Parecía todo dicho, la gente tímidamente empezaba a desandar el camino a casa,
satisfecha con lo que había visto, con lo que había escuchado, cuando, de pronto, fuera de los
cálculos más optimistas, una melodía familiar, vagamente triste, acarició la noche del Club Ciudad
de Buenos Aires. "Creep", el inesperado primer corte de "Pablo Honey", era la sorpresa que
Radiohead había preparado para su esperado debut en la Argentina.
El corazón de los fans de la banda de Oxford, que obligaron a colgar el letrero
de "localidades agotadas" en la boletería del estadio, dio un vuelco.
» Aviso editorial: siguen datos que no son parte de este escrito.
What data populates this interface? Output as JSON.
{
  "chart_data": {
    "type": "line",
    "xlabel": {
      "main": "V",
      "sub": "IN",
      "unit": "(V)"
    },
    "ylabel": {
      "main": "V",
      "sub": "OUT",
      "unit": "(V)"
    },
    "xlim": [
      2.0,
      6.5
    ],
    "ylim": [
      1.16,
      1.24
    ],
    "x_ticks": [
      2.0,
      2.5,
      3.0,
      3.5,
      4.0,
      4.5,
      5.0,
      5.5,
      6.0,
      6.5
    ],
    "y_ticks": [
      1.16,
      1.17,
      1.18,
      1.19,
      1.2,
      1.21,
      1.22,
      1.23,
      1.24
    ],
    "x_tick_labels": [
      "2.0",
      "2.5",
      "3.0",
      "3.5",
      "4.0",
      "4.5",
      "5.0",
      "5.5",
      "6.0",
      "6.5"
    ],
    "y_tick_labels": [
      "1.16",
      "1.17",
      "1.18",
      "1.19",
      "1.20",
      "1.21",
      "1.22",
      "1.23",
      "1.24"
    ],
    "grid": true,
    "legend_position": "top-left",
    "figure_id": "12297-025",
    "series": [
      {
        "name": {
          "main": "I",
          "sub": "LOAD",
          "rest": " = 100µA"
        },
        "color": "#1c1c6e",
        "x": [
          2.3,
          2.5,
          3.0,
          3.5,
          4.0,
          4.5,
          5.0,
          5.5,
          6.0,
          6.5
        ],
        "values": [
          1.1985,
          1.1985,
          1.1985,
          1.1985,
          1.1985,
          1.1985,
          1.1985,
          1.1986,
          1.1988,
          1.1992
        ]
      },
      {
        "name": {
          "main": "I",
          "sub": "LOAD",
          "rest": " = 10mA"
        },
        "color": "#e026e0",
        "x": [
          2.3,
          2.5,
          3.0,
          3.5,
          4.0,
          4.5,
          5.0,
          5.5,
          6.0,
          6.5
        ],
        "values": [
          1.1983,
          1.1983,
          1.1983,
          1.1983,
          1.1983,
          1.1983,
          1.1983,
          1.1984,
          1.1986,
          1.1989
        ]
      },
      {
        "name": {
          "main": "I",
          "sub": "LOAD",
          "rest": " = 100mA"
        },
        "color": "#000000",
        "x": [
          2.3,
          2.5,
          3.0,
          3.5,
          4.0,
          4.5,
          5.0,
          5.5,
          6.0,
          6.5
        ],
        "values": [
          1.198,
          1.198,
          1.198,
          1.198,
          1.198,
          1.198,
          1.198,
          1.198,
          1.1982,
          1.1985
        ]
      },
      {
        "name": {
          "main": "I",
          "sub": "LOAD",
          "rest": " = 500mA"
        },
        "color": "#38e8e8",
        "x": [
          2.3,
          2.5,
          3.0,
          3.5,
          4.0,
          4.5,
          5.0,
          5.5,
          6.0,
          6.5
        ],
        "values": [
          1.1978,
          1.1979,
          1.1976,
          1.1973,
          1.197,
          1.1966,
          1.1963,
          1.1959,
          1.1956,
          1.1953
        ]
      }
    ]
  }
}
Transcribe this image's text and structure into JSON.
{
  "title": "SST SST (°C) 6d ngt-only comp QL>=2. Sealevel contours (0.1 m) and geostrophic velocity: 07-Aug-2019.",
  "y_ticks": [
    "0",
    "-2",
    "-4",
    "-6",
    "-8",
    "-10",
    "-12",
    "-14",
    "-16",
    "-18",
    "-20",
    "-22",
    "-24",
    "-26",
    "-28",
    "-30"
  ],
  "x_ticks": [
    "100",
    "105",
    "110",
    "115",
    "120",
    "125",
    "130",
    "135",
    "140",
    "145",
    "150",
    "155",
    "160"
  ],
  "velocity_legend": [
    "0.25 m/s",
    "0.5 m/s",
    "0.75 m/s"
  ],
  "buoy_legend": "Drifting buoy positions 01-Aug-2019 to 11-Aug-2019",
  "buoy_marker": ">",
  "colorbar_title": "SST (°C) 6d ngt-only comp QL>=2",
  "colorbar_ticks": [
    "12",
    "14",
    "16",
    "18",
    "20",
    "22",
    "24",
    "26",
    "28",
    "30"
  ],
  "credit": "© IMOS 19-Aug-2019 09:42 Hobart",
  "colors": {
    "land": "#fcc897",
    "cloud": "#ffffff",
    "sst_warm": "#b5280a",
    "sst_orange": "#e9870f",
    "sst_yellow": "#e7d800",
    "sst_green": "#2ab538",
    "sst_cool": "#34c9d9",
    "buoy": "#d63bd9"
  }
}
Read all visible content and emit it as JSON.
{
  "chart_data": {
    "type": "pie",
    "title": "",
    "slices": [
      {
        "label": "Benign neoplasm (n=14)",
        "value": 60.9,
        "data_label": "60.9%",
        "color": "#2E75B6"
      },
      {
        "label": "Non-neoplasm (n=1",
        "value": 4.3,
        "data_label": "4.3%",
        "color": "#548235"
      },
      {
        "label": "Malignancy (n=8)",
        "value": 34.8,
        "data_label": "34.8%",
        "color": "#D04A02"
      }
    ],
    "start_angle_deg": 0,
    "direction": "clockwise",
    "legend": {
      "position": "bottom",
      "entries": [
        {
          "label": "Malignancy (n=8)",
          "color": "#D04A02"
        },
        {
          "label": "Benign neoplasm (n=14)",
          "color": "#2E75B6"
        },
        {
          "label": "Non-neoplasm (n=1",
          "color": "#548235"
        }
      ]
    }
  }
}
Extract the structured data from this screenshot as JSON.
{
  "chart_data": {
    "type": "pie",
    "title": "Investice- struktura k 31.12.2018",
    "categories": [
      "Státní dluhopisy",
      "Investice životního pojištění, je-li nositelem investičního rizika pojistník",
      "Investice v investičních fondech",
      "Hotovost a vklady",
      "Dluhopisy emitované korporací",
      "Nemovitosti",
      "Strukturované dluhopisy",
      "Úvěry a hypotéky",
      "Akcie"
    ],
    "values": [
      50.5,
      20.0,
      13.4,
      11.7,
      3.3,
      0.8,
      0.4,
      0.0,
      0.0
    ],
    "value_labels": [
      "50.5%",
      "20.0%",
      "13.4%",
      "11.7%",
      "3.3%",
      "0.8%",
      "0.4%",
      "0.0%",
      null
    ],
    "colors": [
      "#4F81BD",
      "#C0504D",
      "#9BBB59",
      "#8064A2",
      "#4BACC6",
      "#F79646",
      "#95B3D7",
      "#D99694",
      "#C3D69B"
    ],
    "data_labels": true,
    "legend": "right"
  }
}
Sus expectativas, que habían
quedado colmadas al ver que en vivo Thom Yorke era el mismo cantante enérgico, impredecible y sutil
que endulzaba sus oídos en los discos, se desbordaron. Que hubieran incluido en la lista de temas
el primer hit de su carrera era algo que nadie esperaba.
Una ovación interminable despidió al grupo. Un aplauso largo, emocionado y
agradecido lo acompañó cuando, después de dos horas de rock sin concesiones, abandonó el escenario.
Habían presentado su séptimo y último álbum, "In Rainbows", el trabajo que los volvió a poner en el
centro de todas las miradas cuando dejaron que se bajara de internet por el precio que cada uno le
quisiera poner. Una jugada arriesgada e innovadora.
"15 Steps" fue el tema elegido para abrir el show. Thom Yorke, camisa afuera de
los pantalones, pelo corto y lacio, gesto tímido, no es distinto a cualquiera de los chicos que,
los viernes por la tarde, pueblan la plaza Pringles. No es un chico, claro, es un grande, acaso el
más grande creador que dio la escena musical británica en los últimos tiempos, el primero que
entendió, y padeció en carne propia, de qué va el nuevo milenio.
Su voz, capaz de quebrarse en un lamento o volar hasta el espacio exterior a la
velocidad de la luz, es el pulso que mueve a esa maquinaria perfecta que conforma con Jonny
Greenwood, un huracán en la línea del bajo, Colin Greenwood, Ed O’Brien y Phil Selway. Apenas
habla —dejó escapar uno que otro tímido "Ok—", "gracias" y "muchas gracias", en un español
esforzado—, pero su conexión con el público es completa. Física y química.
En las temas melancólicos, como "No Surprises", "Pyramid Song" y "Street Spirit
(Fade Out)", arrastra al público hasta profundidades oscuras y tenebrosas, lo hunde en la depresión
y el dolor. En los bailables, que estallan como fuegos artificiales en el ritmo contagioso que le
imprime con sus movimientos eléctricos a las nuevas versiones de "Jigsaw Falling Into Place",
"Idioteque" y "Bodysnatchers", lo eleva hasta la estratósfera,
No está solo, claro. Si no estuviera a bordo de esa imparable locomotora sónica
no sería lo que es. Sin embargo, cuando uno lo ve sacudirse como un perro rabioso apenas comenzado
el show con "Karma Police", el emblema del álbum con el que conquistaron el planeta rock, "OK
Computer", o languidecer suavemente con "Go Slowly", el lado B de "In Rainbows", se da cuenta que
Thom Yorke es, mal que le pese, el rey Radiohead.
Una corona con la que hoy, en las tierras arrasadas del pop, muchos sueñan y
sólo el puede lucir con orgullo y justicia.